Ginge es nach Tim Rohrmann, wäre eine solche Quote der Normalfall, mindestens. Der Psychologe arbeitet bei „Männer in Kitas“, einer Koordinationsstelle, die der Katholischen Hochschule für Sozialwesen in Berlin angegliedert ist und durch den Europäischen Sozialfonds und das Familienministerium gefördert wird. Gegründet wurde „Männer in Kitas“ von einem Team von Sozialwissenschaftlern, das Akteure aus Forschung, Politik und Praxis zusammenbringen will, um die Berufsperspektive männlicher Erzieher zu verbessern. Es begleitet auch das Modellprogramm „Mehr Männer in Kitas“ mit 16 Projekten in 13 Bundesländern.

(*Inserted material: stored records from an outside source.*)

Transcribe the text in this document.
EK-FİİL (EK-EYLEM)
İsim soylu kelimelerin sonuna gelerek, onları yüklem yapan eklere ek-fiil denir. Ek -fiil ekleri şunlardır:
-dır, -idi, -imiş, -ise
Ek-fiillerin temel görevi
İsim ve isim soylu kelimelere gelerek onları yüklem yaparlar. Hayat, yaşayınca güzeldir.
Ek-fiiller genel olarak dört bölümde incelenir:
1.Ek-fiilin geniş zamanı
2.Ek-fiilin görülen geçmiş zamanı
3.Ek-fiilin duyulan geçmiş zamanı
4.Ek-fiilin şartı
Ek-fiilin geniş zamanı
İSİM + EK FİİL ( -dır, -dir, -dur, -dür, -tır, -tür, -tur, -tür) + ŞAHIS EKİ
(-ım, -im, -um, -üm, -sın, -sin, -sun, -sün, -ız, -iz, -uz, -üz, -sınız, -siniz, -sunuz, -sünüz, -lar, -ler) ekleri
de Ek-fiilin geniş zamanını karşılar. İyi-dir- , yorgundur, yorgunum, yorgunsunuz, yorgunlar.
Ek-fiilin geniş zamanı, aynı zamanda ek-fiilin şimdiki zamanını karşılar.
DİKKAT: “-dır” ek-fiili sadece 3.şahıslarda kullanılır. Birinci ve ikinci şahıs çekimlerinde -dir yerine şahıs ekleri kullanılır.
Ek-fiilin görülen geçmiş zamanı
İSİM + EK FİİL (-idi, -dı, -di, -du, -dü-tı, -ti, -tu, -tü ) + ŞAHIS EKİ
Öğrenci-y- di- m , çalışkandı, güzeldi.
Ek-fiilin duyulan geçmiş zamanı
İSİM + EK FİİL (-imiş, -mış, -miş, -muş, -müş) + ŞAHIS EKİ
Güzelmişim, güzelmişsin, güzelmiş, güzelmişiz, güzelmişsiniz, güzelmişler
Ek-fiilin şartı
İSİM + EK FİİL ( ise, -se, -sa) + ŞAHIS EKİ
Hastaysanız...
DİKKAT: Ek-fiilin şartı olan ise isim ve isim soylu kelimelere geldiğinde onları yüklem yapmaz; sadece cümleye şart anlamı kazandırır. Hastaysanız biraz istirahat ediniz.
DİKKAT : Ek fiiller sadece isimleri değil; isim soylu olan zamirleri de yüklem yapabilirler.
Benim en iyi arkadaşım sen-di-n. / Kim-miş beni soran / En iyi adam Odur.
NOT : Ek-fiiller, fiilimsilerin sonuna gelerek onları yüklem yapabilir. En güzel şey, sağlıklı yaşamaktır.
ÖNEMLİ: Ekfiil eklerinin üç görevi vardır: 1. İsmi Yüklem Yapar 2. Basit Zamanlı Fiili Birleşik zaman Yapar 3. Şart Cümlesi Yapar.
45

Rohrmann sagt, es müsse normal sein, dass Männer die professionelle Kita-Erziehung übernehmen. Aber wie bei allen verfestigten Vorstellungen müsse sich das Berufsbild erst gegenüber dem Rollenklischee durchsetzen. Bundesweit sind gerade einmal 3Prozent der Kita-Erzieher Männer, in Berlin ist der Schnitt etwas höher. Hier gibt es, wie in Brandenburg, überdurchschnittlich viele Erzieher unter 30 Jahren, der Anteil der Männer in dieser Altersgruppe lag 2010 bei fast 9 Prozent. Außerdem bieten 16 Fachschulen in Berlin eine duale Erzieherausbildung an, der Männeranteil der Absolventen liegt bei etwa einem Viertel und damit höher als bei der herkömmlichen, unbezahlten Ausbildung. Aber nicht in allen Bundesländern werden flexible Ausbildungswege angeboten, weiß Rohrmann. Dagegen werde das Berliner Bildungsprogramm, an dem sich alle Kitas orientieren, gerade überarbeitet: „Mit mehr Rücksicht auf die Genderthematik.“
Rico Schünke scheinen diese Genderfragen wenig relevant. Er ist sich sicher, dass sein Geschlecht keine bestimmte Rolle im Kita-Alltag bedingt, sagt er. Die neuen Erzieher hätten ein anderes Selbstverständnis als viele ältere Erzieher und Quereinsteiger, aber auch Praktikanten, die in der Kita gerne „männertypische“ Aufgaben übernehmen: Fußball spielen, kaputte Sachen reparieren. Für Schünke steht anderes im Mittelpunkt: „Wenn ich ein Buch vorlese und die Kinder gespannt zuhören. Die Zuneigung, die sie einem entgegenbringen. Eigentlich ist es das Gesamtpaket.“
Nach dem Abi hatte sich der angehende Erzieher erst für ein duales Studium entschieden: BWL und Banklehre. Doch nach einem Jahr brach er ab. Über den Kontakt zu seiner Nichte kam er auf das Berufsbild Erzieher. Weder seine Eltern – der Vater Kfz-Lackierer, die Mutter Bankkauffrau – noch sein Freundeskreis reagierten negativ darauf. Und auch er ist zufrieden mit dem Berufswechsel: „Dass einfach jemand auf dich zukommt und dich umarmt, das gibt es in der Bank nicht.“
Für die Kinder ist der Jungpädagoge etwas Besonderes. Im Kitagarten wird er von einer Kindertraube umringt. „Rico, kannst du der Papa sein? Wir spielen Vater-Mutter-Kind“, fragt ihn ein Mädchen. Schünke freut sich über die Aufmerksamkeit, er weiß, dass viele der Kinder ein schwieriges Familienleben erfahren. „Die Kinder sollen lernen, dass sie auch Männern als Bezugspersonen vertrauen können.“
Auch Willy Nitschke lernt Erzieher auf einer Fachschule. Er ist ein ruhigerer, introvertierterer Typ, aber wenn er von seiner Arbeit spricht, ändert sich seine Ausstrahlung. An seiner begeisterten Stimme merkt man, wie sehr ihm die Arbeit mit den Kindern Spaß macht. Auch er, sagt er, habe keine negativen Reaktionen erfahren.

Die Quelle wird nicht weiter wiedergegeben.